It’s 2 p.m. on the first Friday of November. There are no free seats in the restaurant, and the galleries are packed. It’s exactly what James Steward, Director of the Princeton University Art Museum, envisioned when he and his team embarked on the project to create a new museum in 2018.

Seven years after selecting architect David Adjaye of Adjaye Associates to design the new building, the Princeton University Art Museum reopened to the public on Halloween, completely free of charge.

The response has been overwhelming.

“I think one of the reasons we’re seeing people lingering, and the galleries are so crowded, is because the museum is allowing people to feel good,” Steward tells NJ Advance Media, noting that guest can see 5,000 years worth of art in one visit, with less hassle — or fewer steps, at least — than at a massive institution like The Metropolitan Museum of Art. “That is a gift both from the architecture and, I think, from our curation.”

Princeton Art Museum 2025“George Washington at the Battle of Princeton, on display at Princeton University Art Museum.Richard Barnes

First established in 1882, the Princeton University Art Museum is situated in the heart of the campus and comprises nine interconnected pavilions. All four sides have doorways, creating a building “with all fronts and no backs,” as Steward notes, a structural manifestation of the museum’s inclusivity. The massing of the pavilions keeps the museum in scale with its surrounding Gothic Revival buildings, and by breaking up the larger structure, it helps to “camouflage a rather large building,” he says.

The new, 146,000-square-foot facility, which reportedly cost $300 million to build, doubles the previous museum’s footprint, with seven pavilions housing galleries and the others housing the conservation studios and the Marquand Library for fine arts.

Mosaic, a vibrant seasonal restaurant — no stale museum food here — sits on the third floor, atop 12,000 square feet dedicated to educational spaces, a 265-seat Great Hall, several outdoor terraces, and an outdoor amphitheater.

The structure is reminiscent of brutalist architecture, thanks to a ribbed, precast concrete facade and geometric, blocky forms, all of which are punctuated by bronze panels.

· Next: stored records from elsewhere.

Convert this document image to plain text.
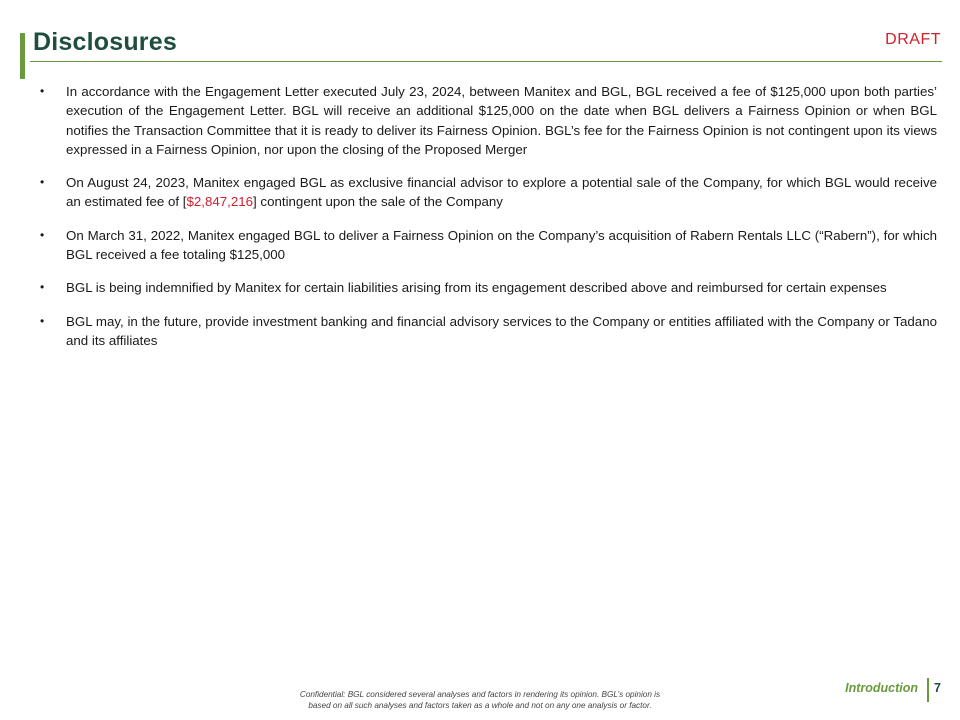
Disclosures	DRAFT
• In accordance with the Engagement Letter executed July 23, 2024, between Manitex and BGL, BGL received a fee of $125,000 upon both parties’ execution of the Engagement Letter. BGL will receive an additional $125,000 on the date when BGL delivers a Fairness Opinion or when BGL notifies the Transaction Committee that it is ready to deliver its Fairness Opinion. BGL’s fee for the Fairness Opinion is not contingent upon its views expressed in a Fairness Opinion, nor upon the closing of the Proposed Merger
• On August 24, 2023, Manitex engaged BGL as exclusive financial advisor to explore a potential sale of the Company, for which BGL would receive an estimated fee of [$2,847,216] contingent upon the sale of the Company
• On March 31, 2022, Manitex engaged BGL to deliver a Fairness Opinion on the Company’s acquisition of Rabern Rentals LLC (“Rabern”), for which BGL received a fee totaling $125,000
• BGL is being indemnified by Manitex for certain liabilities arising from its engagement described above and reimbursed for certain expenses
• BGL may, in the future, provide investment banking and financial advisory services to the Company or entities affiliated with the Company or Tadano and its affiliates
Confidential: BGL considered several analyses and factors in rendering its opinion. BGL’s opinion is
based on all such analyses and factors taken as a whole and not on any one analysis or factor.
Introduction 7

Princeton Art Museum 2025Princeton University Art Museum, exterior.Richard Barnes

But as muscular as the exterior feels, the inside is decidedly lighter, Steward explains. The sandblasted concrete walls and terrazzo floors add a warm texture as patrons peruse works of Claude Monet, Andy Warhol, Georgia O’Keefe and even rock star (and noted artist) Nick Cave, whose massive mixed-media mosaic greets visitors from an exterior wall.

The museum’s design came with a bit of controversy as the architect Adjaye was accused of sexual harassment and misconduct by three former employees in 2023 (he denies the allegations and has not been charged). By this time, the museum’s design was set, and executive architects Cooper Robertson led it to completion. Adjaye was not present at the museum’s opening on Oct. 31.

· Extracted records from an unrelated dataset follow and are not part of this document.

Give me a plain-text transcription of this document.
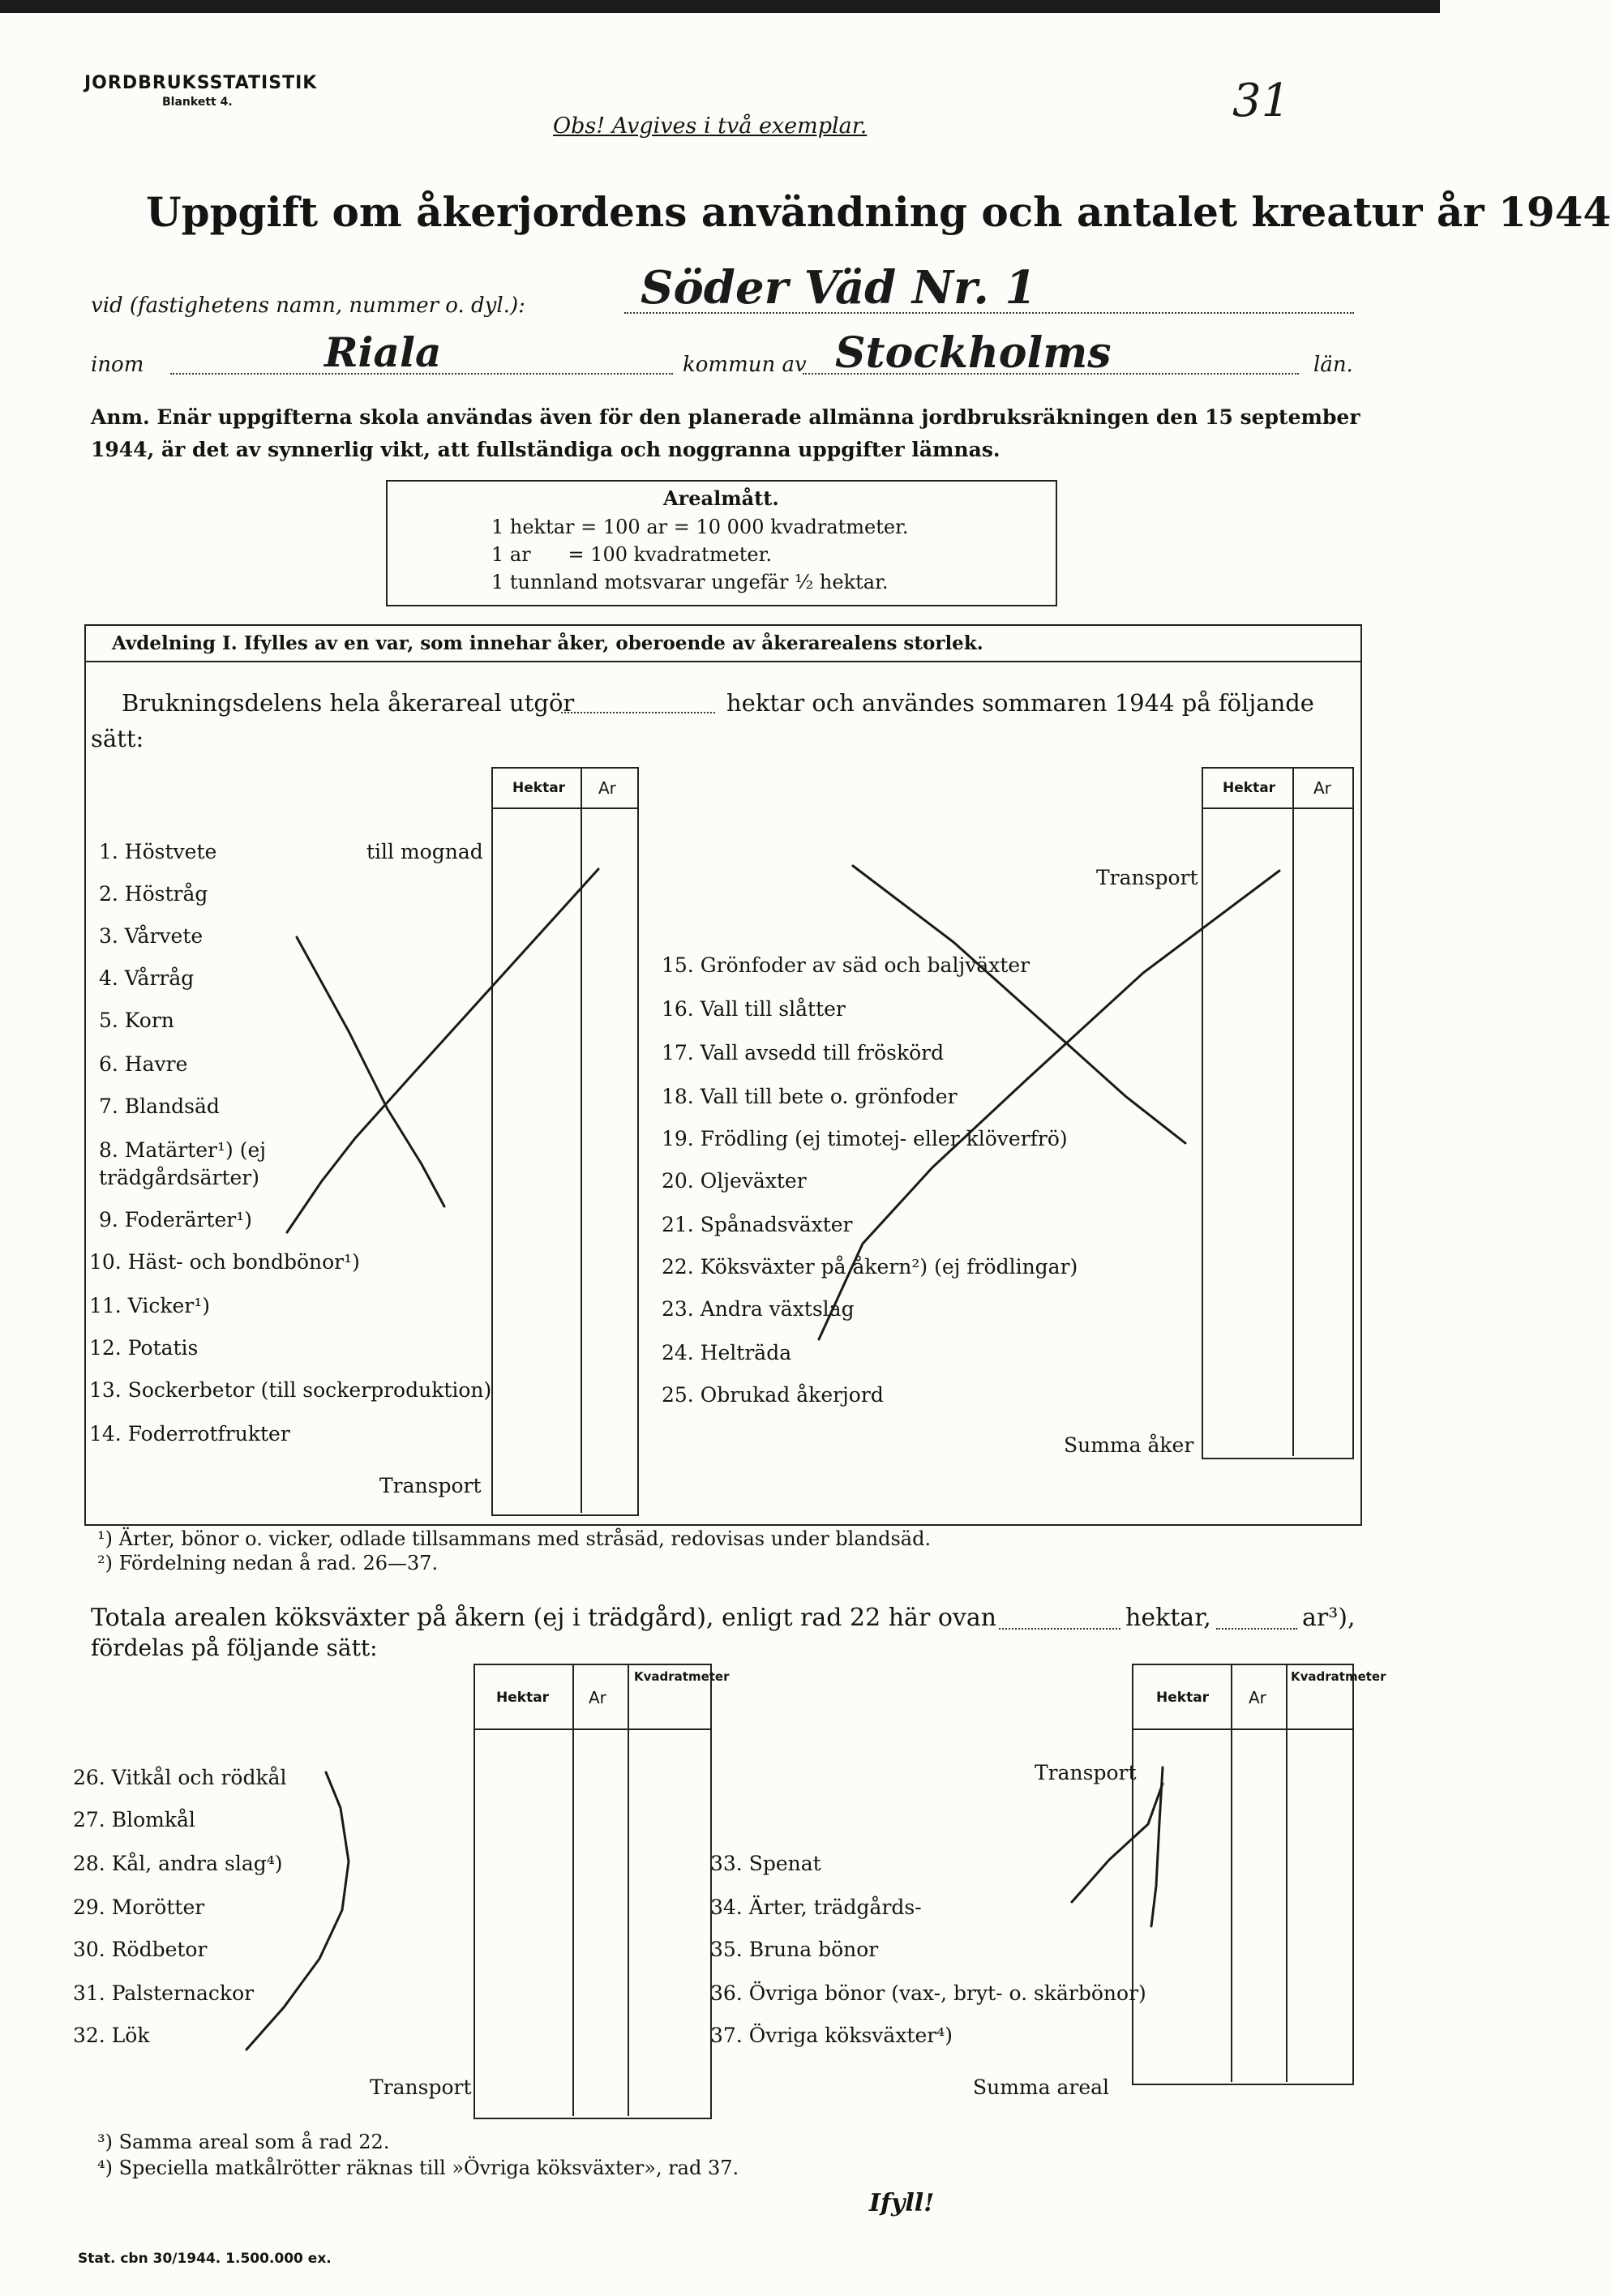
JORDBRUKSSTATISTIK
Blankett 4.
Obs! Avgives i två exemplar.	31
Uppgift om åkerjordens användning och antalet kreatur år 1944
vid (fastighetens namn, nummer o. dyl.):	Söder Väd Nr. 1
inom	Riala	kommun av Stockholms	län.
Anm. Enär uppgifterna skola användas även för den planerade allmänna jordbruksräkningen den 15 september
1944, är det av synnerlig vikt, att fullständiga och noggranna uppgifter lämnas.
Arealmått.
1 hektar = 100 ar = 10 000 kvadratmeter.
1 ar      = 100 kvadratmeter.
1 tunnland motsvarar ungefär ½ hektar.
Avdelning I. Ifylles av en var, som innehar åker, oberoende av åkerarealens storlek.
Brukningsdelens hela åkerareal utgör	hektar och användes sommaren 1944 på följande
sätt:
Hektar Ar	Hektar Ar
1. Höstvete	till mognad
2. Höstråg
3. Vårvete
4. Vårråg
5. Korn
6. Havre
7. Blandsäd
8. Matärter¹) (ej trädgårdsärter)
9. Foderärter¹)
10. Häst- och bondbönor¹)
11. Vicker¹)
12. Potatis
13. Sockerbetor (till sockerproduktion)
14. Foderrotfrukter
Transport
Transport
15. Grönfoder av säd och baljväxter
16. Vall till slåtter
17. Vall avsedd till fröskörd
18. Vall till bete o. grönfoder
19. Frödling (ej timotej- eller klöverfrö)
20. Oljeväxter
21. Spånadsväxter
22. Köksväxter på åkern²) (ej frödlingar)
23. Andra växtslag
24. Helträda
25. Obrukad åkerjord
Summa åker
¹) Ärter, bönor o. vicker, odlade tillsammans med stråsäd, redovisas under blandsäd.
²) Fördelning nedan å rad. 26—37.
Totala arealen köksväxter på åkern (ej i trädgård), enligt rad 22 här ovan	hektar,	ar³),
fördelas på följande sätt:
Hektar Ar
Kvadratmeter
Hektar Ar
Kvadratmeter
26. Vitkål och rödkål
27. Blomkål
28. Kål, andra slag⁴)
29. Morötter
30. Rödbetor
31. Palsternackor
32. Lök
Transport
Transport
33. Spenat
34. Ärter, trädgårds-
35. Bruna bönor
36. Övriga bönor (vax-, bryt- o. skärbönor)
37. Övriga köksväxter⁴)
Summa areal
³) Samma areal som å rad 22.
⁴) Speciella matkålrötter räknas till »Övriga köksväxter», rad 37.
Ifyll!
Stat. cbn 30/1944. 1.500.000 ex.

Controversy aside, the breadth of work at the Princeton University Art Museum is impressive enough to grab the attention of any seasoned art professional. Among the 117,000 works in the collection — with 2,000 added during the new construction — are Monet’s painting “Water Lilies and Japanese Bridge”; Warhol’s 1962 screen-printed painting “Blue Marilyn;” Charles Willson Peale’s iconic “George Washington at the Battle of Princeton,” as well as the marble sculpture “Torso of an emperor in armor,” ca. 50-100 CE; and a section of the famous Chimú Prisoner Textile from the years 1200-1290 in Peru.

The museum is currently running two exhibitions: “Princeton Collects” (on view through March 2026) and “Toshiko Takaezu: Dialogues in Clay” (on view through July 2026). The former is a collection of works that have been donated to the museum since it launched a campaign in 2021, while the latter showcases the ceramics and sculptures of Toshiko Takaezu, who was a longtime Princeton professor and a pioneering artist of the 1960s and ’70s.

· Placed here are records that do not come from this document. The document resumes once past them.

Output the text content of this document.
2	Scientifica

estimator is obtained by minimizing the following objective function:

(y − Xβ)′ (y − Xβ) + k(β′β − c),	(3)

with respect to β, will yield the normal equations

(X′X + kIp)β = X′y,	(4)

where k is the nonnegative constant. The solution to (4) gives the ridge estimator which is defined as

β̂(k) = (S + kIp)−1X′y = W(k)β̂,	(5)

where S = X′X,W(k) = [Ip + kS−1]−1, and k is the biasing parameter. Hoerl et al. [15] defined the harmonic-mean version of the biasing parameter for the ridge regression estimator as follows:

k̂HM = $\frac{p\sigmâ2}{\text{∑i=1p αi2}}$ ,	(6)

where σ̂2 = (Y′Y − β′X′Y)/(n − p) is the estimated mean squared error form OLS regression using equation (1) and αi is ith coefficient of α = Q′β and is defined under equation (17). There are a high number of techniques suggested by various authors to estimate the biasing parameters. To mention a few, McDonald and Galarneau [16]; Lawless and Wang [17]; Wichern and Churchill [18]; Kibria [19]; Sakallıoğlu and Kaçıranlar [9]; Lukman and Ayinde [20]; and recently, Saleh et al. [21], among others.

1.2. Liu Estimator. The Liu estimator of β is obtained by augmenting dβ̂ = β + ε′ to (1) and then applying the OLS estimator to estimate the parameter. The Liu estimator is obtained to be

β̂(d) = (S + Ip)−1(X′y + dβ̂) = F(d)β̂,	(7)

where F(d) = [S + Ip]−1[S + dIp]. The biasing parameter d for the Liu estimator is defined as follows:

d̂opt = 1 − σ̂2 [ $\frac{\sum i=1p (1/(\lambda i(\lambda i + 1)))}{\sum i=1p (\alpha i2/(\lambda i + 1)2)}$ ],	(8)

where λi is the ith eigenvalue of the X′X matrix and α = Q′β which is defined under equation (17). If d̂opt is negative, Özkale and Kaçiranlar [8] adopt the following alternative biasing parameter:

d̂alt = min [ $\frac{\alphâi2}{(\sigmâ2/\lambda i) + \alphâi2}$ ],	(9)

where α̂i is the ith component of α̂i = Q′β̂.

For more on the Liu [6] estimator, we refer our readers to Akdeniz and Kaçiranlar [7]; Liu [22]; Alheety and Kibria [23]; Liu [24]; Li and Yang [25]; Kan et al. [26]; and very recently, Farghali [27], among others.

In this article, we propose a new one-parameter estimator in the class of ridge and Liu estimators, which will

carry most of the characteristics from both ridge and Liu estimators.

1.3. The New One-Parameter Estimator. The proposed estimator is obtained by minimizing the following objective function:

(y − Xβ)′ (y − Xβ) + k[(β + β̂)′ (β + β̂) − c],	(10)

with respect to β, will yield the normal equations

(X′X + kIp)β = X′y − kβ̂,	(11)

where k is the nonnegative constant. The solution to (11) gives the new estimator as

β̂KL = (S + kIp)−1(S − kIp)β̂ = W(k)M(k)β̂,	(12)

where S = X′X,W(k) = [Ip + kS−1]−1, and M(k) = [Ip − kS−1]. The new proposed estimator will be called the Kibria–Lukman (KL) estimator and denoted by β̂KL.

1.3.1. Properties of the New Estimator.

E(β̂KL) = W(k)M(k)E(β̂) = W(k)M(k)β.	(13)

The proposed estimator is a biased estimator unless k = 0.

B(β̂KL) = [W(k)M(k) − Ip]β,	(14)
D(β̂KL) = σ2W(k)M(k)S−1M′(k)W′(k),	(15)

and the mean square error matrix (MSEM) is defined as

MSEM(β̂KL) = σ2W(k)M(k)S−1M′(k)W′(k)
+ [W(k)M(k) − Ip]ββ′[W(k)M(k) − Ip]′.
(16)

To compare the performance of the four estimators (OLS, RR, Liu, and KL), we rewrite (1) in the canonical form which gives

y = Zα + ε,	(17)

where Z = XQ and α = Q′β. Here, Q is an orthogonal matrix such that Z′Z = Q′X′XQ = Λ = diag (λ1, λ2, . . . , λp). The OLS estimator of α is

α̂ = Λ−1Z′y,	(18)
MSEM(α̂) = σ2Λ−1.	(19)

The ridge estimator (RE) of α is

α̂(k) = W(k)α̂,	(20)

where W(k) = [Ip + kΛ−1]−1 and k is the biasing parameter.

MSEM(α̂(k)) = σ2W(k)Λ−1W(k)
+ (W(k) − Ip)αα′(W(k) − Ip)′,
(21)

Next year, the museum will present an exhibit on Willem de Kooning, as well as one featuring the mid-century modern photography of Minor White, Aaron Siskind, and Harry Callahan. The reopening positions the museum as a destination for New Jersey art lovers, who are likely already familiar with the Newark Museum of Art, Grounds for Sculpture in Hamilton, and WheatonArts.

Princeton Art Museum 2025A gallery inside Princeton University Art Museum.Richard Barnes

But Steward pointed out one particular piece of art that he feels is symbolic of the entire museum experience — an 800-year-old Chinese sculpture of a bodhisattva, a nearly life-size wooden object that retains much of its original patina.

“I think the fact that that object has survived unbroken for 800 years, and is so almost ethereally beautiful, is such an emblem of hope,” Steward shared. “Maybe there’s hope in that for the human race.

“I’m often drawn to things that I think have a kind of nobility that lures me to want to understand them, and I hope that is something that both the building and art curation will do for visitors.”